Award Winning Technology
Rice scientists pioneered the development of powerful, programmable sensors that have the potential to serve as universal clinical tools that can revolutionize the diagnostics industry. This new technology has been named “Best of What’s New” by Popular Science magazine and “Best Advance of the Year” by the Science Coalition. The miniature test ensembles detect various analytes associated with cardiac disease, cancer, diabetes, infectious diseases, drug of abuse and neural degenerative diseases with high accuracy and at low cost.

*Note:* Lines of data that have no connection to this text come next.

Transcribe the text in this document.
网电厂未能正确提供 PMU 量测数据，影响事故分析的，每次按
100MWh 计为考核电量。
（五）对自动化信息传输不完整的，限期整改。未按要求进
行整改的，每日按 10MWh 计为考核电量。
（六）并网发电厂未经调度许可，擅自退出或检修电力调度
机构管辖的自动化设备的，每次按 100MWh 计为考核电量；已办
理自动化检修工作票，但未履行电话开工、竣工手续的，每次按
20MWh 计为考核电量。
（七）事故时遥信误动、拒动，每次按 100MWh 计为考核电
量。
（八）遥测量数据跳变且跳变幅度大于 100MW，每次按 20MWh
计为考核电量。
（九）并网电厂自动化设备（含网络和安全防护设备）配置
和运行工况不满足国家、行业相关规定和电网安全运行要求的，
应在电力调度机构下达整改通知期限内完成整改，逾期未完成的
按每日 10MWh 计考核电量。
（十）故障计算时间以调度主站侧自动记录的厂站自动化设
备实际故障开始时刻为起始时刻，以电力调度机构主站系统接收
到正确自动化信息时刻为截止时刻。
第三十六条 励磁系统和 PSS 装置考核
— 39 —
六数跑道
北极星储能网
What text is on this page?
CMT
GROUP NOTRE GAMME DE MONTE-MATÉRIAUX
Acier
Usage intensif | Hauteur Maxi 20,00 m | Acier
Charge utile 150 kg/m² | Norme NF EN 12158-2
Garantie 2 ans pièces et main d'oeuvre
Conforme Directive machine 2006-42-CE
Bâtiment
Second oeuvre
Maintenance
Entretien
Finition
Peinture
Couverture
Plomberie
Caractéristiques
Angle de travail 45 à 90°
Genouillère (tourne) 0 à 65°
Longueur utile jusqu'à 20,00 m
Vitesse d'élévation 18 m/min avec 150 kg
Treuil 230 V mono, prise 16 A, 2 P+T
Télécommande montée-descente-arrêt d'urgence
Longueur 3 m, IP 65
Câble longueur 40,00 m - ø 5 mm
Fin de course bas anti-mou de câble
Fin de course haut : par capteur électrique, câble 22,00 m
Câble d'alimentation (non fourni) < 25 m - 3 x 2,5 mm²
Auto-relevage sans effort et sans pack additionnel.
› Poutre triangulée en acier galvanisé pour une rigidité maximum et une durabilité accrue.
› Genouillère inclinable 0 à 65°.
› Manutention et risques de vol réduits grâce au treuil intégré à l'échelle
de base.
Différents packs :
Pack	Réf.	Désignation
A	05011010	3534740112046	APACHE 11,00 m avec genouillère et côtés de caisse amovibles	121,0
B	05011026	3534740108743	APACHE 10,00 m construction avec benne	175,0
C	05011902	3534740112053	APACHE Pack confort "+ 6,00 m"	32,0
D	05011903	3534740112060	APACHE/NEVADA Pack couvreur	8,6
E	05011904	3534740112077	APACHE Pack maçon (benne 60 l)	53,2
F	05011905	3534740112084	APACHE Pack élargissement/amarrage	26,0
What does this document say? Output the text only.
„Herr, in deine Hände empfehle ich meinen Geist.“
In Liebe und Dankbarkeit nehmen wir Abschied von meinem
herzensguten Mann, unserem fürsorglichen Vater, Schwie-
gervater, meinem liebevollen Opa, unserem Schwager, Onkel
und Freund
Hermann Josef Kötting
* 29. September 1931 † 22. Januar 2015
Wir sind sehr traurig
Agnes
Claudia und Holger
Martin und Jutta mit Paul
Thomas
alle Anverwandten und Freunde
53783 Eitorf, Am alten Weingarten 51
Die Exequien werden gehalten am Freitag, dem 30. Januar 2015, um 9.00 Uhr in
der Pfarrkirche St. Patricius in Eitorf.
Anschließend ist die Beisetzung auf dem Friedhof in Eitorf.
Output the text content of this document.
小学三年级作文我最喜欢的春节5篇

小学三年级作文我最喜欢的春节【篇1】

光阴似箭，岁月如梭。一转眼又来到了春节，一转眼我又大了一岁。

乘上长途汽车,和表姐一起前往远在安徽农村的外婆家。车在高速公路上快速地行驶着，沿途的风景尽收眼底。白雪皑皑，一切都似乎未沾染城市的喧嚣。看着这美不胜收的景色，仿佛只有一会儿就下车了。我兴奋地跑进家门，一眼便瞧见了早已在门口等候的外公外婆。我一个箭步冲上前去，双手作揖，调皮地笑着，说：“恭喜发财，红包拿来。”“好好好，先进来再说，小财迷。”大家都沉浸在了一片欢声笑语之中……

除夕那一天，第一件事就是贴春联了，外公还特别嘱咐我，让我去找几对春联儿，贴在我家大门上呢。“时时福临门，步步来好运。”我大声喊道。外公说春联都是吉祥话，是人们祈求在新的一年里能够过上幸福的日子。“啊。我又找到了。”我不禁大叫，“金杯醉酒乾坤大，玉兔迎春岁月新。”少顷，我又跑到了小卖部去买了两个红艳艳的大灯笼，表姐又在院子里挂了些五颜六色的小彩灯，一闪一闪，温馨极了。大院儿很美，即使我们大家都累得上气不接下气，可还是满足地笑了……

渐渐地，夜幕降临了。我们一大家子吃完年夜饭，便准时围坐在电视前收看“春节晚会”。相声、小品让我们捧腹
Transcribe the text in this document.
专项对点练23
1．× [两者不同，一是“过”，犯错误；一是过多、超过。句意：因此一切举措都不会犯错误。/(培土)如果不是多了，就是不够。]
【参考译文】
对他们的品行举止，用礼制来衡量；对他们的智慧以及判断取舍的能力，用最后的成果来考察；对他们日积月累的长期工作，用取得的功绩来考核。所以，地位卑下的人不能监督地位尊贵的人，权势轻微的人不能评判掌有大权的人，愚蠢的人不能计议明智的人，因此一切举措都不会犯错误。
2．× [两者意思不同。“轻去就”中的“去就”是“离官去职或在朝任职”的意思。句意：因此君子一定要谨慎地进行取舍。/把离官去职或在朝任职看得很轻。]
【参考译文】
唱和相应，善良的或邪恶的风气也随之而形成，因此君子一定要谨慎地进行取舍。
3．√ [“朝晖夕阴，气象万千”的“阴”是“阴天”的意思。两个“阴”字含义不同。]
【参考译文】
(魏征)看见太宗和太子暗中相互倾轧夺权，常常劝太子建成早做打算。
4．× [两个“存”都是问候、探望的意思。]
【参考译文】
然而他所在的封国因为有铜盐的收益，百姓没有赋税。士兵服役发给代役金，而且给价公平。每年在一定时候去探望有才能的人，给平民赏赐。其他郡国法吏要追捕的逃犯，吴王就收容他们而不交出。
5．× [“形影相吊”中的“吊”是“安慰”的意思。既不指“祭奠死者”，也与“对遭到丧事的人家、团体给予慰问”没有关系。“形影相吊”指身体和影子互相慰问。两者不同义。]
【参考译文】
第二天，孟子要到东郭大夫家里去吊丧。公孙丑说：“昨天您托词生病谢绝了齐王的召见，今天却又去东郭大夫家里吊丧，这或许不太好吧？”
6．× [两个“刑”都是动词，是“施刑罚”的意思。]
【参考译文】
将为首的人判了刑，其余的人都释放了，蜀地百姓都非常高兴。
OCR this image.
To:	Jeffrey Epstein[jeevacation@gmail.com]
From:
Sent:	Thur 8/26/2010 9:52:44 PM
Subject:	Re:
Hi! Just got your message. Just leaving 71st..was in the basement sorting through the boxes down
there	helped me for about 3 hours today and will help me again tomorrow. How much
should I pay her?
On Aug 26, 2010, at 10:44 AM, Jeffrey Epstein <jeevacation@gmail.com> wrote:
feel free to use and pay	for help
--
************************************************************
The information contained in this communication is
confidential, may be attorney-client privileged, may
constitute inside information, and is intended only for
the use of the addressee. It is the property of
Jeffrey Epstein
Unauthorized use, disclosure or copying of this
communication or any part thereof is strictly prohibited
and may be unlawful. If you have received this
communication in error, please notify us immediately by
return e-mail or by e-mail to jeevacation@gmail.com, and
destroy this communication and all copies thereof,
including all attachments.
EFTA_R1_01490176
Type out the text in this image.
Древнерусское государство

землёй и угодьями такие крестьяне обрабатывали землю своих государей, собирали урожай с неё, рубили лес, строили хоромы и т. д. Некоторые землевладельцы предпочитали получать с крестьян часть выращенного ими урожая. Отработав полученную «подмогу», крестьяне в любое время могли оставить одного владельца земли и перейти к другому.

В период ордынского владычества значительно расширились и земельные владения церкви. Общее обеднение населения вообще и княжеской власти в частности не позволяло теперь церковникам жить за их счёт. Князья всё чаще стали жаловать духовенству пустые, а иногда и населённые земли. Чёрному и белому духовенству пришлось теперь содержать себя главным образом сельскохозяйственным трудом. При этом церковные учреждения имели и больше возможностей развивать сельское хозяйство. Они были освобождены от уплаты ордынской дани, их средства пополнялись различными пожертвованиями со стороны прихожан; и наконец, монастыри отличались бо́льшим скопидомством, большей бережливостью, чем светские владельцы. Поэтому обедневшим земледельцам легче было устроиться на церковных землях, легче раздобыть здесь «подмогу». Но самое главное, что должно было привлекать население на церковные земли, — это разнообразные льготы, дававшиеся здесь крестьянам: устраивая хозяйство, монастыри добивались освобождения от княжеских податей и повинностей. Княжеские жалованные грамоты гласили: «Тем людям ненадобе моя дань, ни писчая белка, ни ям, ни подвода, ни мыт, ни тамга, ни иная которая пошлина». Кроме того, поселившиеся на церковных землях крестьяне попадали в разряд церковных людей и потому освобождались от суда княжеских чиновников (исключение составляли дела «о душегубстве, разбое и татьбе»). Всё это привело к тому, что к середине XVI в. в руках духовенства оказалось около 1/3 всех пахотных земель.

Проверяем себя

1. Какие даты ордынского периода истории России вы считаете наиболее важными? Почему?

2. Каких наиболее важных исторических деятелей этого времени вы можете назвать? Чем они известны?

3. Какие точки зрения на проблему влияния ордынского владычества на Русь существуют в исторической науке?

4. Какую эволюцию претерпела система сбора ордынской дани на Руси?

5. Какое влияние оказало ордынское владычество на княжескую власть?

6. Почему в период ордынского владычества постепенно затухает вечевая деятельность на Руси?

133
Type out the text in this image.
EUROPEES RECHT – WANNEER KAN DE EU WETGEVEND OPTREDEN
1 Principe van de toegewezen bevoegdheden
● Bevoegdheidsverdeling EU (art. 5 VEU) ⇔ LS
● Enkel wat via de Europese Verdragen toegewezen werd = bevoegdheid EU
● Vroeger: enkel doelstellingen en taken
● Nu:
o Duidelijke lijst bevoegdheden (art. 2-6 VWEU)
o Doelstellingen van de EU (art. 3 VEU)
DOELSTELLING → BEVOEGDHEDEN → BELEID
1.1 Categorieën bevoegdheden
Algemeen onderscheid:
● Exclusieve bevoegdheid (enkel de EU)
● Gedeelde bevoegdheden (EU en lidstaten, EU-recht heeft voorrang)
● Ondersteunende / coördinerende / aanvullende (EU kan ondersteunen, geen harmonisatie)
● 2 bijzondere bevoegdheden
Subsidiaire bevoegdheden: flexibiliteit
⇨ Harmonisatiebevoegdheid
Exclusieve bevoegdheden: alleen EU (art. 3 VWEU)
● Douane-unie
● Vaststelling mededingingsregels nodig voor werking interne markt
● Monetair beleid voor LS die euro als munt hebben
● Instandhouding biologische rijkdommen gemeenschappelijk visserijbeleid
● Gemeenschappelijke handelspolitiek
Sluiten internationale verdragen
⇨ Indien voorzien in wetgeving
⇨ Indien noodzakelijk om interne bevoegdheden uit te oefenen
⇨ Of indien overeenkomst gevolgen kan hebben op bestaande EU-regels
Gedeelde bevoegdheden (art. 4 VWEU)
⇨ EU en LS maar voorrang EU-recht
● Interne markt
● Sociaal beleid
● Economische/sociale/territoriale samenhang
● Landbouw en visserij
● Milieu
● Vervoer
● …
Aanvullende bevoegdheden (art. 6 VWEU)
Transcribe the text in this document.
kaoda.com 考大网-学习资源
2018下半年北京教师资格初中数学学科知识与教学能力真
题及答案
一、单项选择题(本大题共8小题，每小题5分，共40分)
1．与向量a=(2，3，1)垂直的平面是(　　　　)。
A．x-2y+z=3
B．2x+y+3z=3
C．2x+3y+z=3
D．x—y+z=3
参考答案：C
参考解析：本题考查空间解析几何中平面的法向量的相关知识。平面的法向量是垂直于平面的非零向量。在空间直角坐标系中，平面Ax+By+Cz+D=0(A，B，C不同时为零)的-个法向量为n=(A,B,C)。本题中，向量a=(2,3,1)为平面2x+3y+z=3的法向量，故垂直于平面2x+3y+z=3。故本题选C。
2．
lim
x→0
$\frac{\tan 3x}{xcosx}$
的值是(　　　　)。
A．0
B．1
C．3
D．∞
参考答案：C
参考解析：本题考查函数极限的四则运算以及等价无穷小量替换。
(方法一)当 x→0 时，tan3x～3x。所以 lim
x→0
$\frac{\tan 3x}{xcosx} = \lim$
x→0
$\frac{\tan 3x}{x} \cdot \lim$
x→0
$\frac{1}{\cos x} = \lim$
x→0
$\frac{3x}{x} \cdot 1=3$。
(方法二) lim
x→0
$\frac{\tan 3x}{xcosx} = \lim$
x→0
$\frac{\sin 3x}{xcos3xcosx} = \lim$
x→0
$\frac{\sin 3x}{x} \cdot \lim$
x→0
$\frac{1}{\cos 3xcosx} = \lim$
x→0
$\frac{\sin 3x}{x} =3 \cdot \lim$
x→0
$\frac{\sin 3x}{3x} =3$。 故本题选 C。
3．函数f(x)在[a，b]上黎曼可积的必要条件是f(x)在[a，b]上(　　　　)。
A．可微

This marriage of in-vitro diagnostics and electronics that is embodied in the Rice-programmable bio-nano-chip initiative will lead to major decreases in healthcare costs and major increases in quality of care. This modular approach uses a common high performance analyzer platform for all major types of diagnostics for the likes of acute myocardial infarction, congestive heart failure, cardiac risk assessment, diabetes and chemical additions. The devices will serve as universal data-gathering hubs and have glucometer-like sampling interfaces that can be upgraded for new tests, just like updating the software on a computer or cell phone. The new technology pioneered at Rice in now moving into 6 major clinical trials and has led to the recent formation of the “Texas Cancer Diagnostics Pipeline”.